The theme of absurdity is down to the concept of the child having a dream that is influenced by all the things in his bedroom: his toys, pictures and books. At the beginning the concept is that this is a story about a real emperor in a real but very strange world. The twist at the end is that it is all a dream.

The words and pictures work well apart from some pictures not having enough words underneath them. I found myself wanting to dwell on the pictures but needing to move on because the words had run out.

Some small children may be a little scared by the sequence with the wild-looking dragon but it does add a little excitement to the story.

I found that the pictures at the front and back were good to stop and look at because of the amount of detail in them.

The ending works and my children haven’t tired of reading it.

It’s very nice in the hardback version.

Very good but not quite 5 stars.

Book Review: ‘Christopher Nibble’ by Charlotte Middleton

Charlotte Middleton wrote and illustrated this excellent little book about a guinea pig saving the dandelion from extinction and learning to love growing things.

I’m not going to analyse the book and wax lyrical about its eco-friendly theme or regurgitate the blurb.

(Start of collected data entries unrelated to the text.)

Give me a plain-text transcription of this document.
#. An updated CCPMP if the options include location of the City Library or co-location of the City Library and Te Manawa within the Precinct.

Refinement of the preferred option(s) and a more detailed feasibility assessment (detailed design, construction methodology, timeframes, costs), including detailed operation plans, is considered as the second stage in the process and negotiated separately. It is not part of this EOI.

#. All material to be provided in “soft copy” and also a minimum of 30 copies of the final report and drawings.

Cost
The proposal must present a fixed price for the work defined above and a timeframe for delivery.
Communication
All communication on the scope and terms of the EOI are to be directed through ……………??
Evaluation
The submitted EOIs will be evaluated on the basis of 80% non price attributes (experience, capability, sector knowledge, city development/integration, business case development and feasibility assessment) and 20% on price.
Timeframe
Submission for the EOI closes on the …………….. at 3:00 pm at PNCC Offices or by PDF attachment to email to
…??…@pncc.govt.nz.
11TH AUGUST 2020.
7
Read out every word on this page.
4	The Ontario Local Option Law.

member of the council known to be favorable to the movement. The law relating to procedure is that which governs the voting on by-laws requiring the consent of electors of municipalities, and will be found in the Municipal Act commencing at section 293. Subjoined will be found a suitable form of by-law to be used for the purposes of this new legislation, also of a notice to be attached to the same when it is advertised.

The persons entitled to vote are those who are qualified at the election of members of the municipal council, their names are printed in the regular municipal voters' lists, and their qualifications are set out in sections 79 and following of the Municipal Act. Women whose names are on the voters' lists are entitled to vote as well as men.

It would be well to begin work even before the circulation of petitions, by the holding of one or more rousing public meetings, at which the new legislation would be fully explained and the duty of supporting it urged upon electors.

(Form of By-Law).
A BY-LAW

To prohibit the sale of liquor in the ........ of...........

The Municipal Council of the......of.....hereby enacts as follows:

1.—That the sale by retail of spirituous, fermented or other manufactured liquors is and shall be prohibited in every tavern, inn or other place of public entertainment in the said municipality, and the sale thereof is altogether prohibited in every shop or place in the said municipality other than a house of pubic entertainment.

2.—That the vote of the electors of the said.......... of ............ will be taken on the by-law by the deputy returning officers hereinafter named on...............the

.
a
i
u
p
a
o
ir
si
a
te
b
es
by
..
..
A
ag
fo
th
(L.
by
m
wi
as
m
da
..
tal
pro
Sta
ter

I’m just going to mention what works.

The illustrations have a sustained and original style, which is good because it helps children to immerse themselves into its unique world.

The choice of guinea-pig pants in the front and end of the book is always of interest: “which pants would you choose daddy?”

The words are easy to read and the decision not to rhyme everything (like most children’s authors feel the need to do) was a good one.

The amusing books in the library are fun for adults to find too: ‘War & Pizza’ anyone?

The double page spread of Christopher blowing the dandelion seeds works nicely.

The end is nice if not spectacular, amusing, or unexpected.

This is a book that is a pleasure to read and doesn’t try too hard. The author is wise to understand that at bedtime a gentle story can be just the ticket.

I, however, won’t be wearing pants and wellies in the garden any time soon.